她刚进来的时候就把跳绳搭在胳膊上,她四处走了一会儿,她想她可以围着整个花园跳绳,想看东西的时候就停下来。这里的小路上都长满了草,在小路拐角处还有蔓藤搭成的凉亭,里面是石凳还有长满苔藓的高脚石花瓶。

当她跳到第二个这样的凉亭时,她停下来。这儿曾经有个花床,她好像看到什么东西从黑土地里冒出了一些尖尖的灰绿色的小点。她记得威斯达夫说过的,于是跪下来察看它们。“嗯,这些小嫩芽可能会长成番红花或是雪花莲,再不然就是旱水仙。”她低喃道。

她弯腰紧紧地靠近它们,使劲闻着湿润泥土的新鲜气味。她很喜欢这种味道。“或许还有其他东西正从别的地方长出来,”她想,“我不如在整座花园里都看一下。”

她没有继续跳绳,而是走着。她慢慢地走,眼睛紧盯着地上。她观察以前的花床、草丛,她走了一圈,努力做到没有一处遗漏,她发现很多尖尖的灰绿嫩芽,她再次变得兴奋起来。“这不是一座完全枯死的花园,”她轻声地对自己呼喊,“即使玫瑰都死了,还有其他东西是活的。

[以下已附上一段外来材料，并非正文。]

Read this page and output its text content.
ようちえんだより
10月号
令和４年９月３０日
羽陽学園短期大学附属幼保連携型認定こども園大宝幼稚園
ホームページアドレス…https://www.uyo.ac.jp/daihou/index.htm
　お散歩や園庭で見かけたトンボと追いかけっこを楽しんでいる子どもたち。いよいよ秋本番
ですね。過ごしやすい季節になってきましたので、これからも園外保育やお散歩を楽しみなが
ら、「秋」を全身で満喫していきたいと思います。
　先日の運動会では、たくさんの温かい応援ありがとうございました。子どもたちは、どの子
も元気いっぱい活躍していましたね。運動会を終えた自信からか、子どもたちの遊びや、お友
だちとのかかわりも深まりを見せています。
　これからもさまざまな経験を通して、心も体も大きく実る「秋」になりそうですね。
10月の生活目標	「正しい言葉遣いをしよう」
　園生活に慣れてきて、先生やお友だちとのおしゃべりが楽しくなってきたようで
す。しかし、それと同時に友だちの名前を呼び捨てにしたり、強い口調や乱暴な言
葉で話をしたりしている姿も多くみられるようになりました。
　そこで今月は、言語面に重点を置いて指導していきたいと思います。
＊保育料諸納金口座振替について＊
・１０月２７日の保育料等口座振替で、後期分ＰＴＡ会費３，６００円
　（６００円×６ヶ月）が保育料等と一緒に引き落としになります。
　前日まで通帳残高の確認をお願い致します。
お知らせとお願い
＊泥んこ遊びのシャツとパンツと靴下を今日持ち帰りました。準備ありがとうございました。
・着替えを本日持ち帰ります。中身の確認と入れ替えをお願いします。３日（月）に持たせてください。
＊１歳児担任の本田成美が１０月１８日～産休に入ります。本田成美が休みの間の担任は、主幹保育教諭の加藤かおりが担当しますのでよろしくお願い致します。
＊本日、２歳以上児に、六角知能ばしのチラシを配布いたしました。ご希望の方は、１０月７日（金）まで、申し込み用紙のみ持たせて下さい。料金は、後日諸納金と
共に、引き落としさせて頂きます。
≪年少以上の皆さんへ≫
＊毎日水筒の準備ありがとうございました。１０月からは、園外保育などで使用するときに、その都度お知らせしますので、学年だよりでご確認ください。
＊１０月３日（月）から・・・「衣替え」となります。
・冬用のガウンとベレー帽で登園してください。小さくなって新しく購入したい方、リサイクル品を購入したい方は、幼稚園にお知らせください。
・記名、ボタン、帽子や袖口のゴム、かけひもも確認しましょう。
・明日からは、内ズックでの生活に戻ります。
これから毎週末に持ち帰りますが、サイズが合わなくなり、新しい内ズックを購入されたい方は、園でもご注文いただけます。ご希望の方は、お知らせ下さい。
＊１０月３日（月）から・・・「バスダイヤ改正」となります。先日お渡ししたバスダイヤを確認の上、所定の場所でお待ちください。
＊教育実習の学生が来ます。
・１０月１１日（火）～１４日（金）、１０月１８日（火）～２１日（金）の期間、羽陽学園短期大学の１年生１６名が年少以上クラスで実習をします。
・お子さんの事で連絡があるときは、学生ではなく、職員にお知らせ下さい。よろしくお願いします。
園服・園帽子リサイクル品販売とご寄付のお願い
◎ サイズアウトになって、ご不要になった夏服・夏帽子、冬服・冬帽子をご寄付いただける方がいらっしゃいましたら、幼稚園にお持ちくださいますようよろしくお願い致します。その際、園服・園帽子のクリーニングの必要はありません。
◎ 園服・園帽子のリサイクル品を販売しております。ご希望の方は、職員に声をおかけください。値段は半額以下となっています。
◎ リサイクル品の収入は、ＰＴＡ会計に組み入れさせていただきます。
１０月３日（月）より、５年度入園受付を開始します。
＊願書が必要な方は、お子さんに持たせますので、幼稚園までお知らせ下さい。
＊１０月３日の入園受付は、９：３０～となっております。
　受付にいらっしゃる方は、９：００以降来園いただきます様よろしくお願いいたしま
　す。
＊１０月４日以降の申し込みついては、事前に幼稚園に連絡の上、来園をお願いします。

”

她对园艺一窍不通,但是她看到有些地方草太多,绿芽争着往外长,她觉得它们没有足够的生长空间。她开始到处寻找,找到一根很尖的木头,跪下来锄草,直到她在绿芽四周清理出一片干净的空地。“现在它们看上去能呼吸顺畅了,”清理完第一处,她想,“我要再清理很多地方。我要清理完所有我能看到的地方。如果今天我没有时间,明天我还可以来。”

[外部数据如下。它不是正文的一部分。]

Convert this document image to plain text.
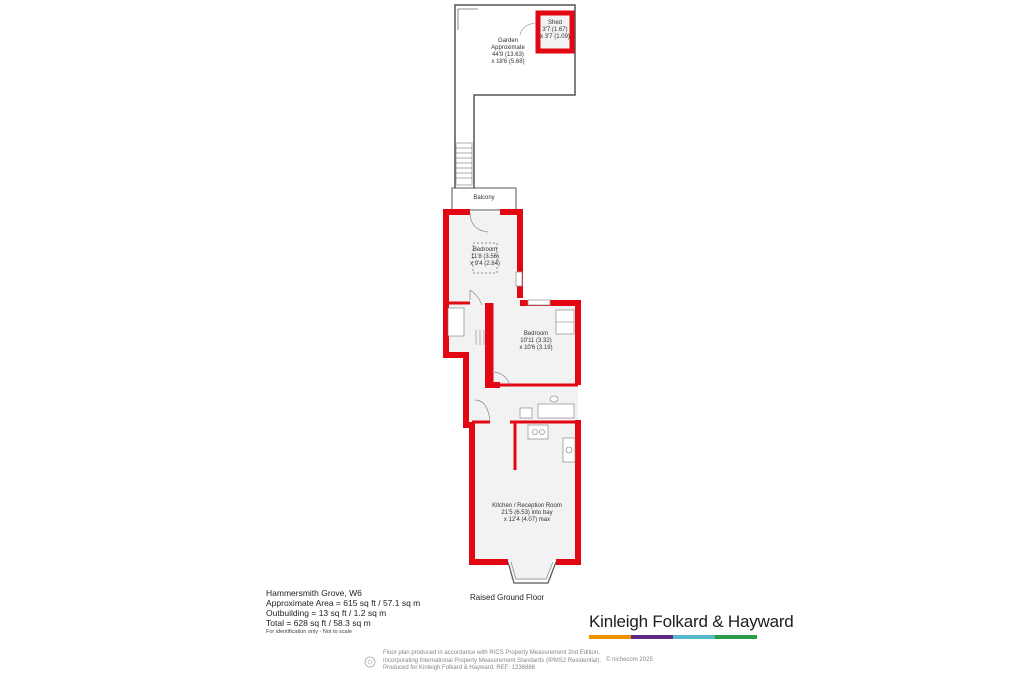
Shed
3'7 (1.67)
x 3'7 (1.09)
Garden
Approximate
44'9 (13.63)
x 18'6 (5.68)
Balcony
Bedroom
11'8 (3.56)
x 9'4 (2.84)
Bedroom
10'11 (3.32)
x 10'6 (3.19)
Kitchen / Reception Room
21'5 (6.53) into bay
x 12'4 (4.07) max
Raised Ground Floor
Hammersmith Grove, W6
Approximate Area = 615 sq ft / 57.1 sq m
Outbuilding = 13 sq ft / 1.2 sq m
Total = 628 sq ft / 58.3 sq m
For identification only - Not to scale
Kinleigh Folkard & Hayward
Floor plan produced in accordance with RICS Property Measurement 2nd Edition,
Incorporating International Property Measurement Standards (IPMS2 Residential).
Produced for Kinleigh Folkard & Hayward. REF: 1236886
© nichecom 2025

她从这儿走到那儿,挖土锄草,干得很起劲,从一个花床走到另一个花床,一直走到树下的草地上。运动让她浑身发热,她先脱掉外套,然后是帽子。不知不觉间,她开始一直对着那些草和灰绿芽微笑。

知更鸟也很忙碌。它很高兴看到有人在整理这块地。它过去一直对威斯达夫的能力感到惊奇,因为有园艺的地方,各种美味的东西都随泥土翻出来。如今这里有个小女孩,身高没有威斯达夫一半高,不过懂得一进它的花园就马上开始干活。

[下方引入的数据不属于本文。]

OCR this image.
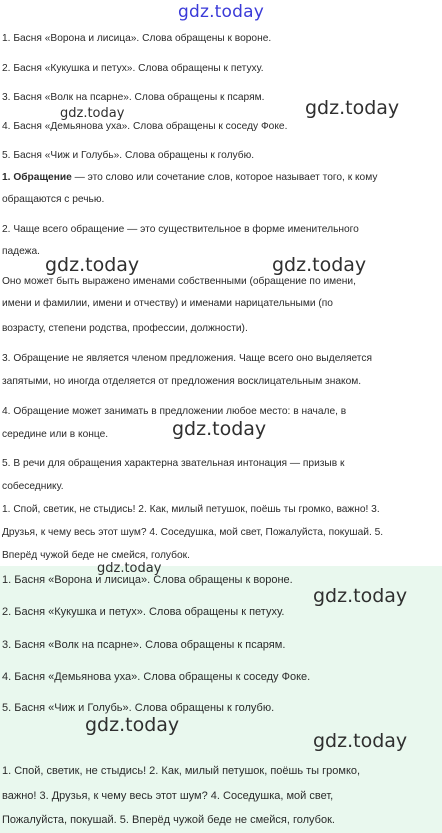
gdz.today
1. Басня «Ворона и лисица». Слова обращены к вороне.
2. Басня «Кукушка и петух». Слова обращены к петуху.
3. Басня «Волк на псарне». Слова обращены к псарям.
4. Басня «Демьянова уха». Слова обращены к соседу Фоке.
5. Басня «Чиж и Голубь». Слова обращены к голубю.
1. Обращение — это слово или сочетание слов, которое называет того, к кому
обращаются с речью.
2. Чаще всего обращение — это существительное в форме именительного
падежа.
Оно может быть выражено именами собственными (обращение по имени,
имени и фамилии, имени и отчеству) и именами нарицательными (по
возрасту, степени родства, профессии, должности).
3. Обращение не является членом предложения. Чаще всего оно выделяется
запятыми, но иногда отделяется от предложения восклицательным знаком.
4. Обращение может занимать в предложении любое место: в начале, в
середине или в конце.
5. В речи для обращения характерна звательная интонация — призыв к
собеседнику.
1. Спой, светик, не стыдись! 2. Как, милый петушок, поёшь ты громко, важно! 3.
Друзья, к чему весь этот шум? 4. Соседушка, мой свет, Пожалуйста, покушай. 5.
Вперёд чужой беде не смейся, голубок.
gdz.today	gdz.today
gdz.today	gdz.today
gdz.today
1. Басня «Ворона и лисица». Слова обращены к вороне.
2. Басня «Кукушка и петух». Слова обращены к петуху.
3. Басня «Волк на псарне». Слова обращены к псарям.
4. Басня «Демьянова уха». Слова обращены к соседу Фоке.
5. Басня «Чиж и Голубь». Слова обращены к голубю.
1. Спой, светик, не стыдись! 2. Как, милый петушок, поёшь ты громко,
важно! 3. Друзья, к чему весь этот шум? 4. Соседушка, мой свет,
Пожалуйста, покушай. 5. Вперёд чужой беде не смейся, голубок.
gdz.today
gdz.today
gdz.today
gdz.today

玛丽在她的花园里一直干到吃午饭的时间。事实上,她很晚才想起这个来。她穿上外套和帽子,拿起跳绳,不敢相信自己已经干了两三个小时了。她居然一直很高兴,清理干净的地方有许多灰绿色的小嫩芽露出来,看上去比杂草围着它们的时候有生气多了。“下午我还会再来。”她朝自己的新王国四处环顾了一下,对树木和玫瑰丛说,好像它们能听懂她在说什么。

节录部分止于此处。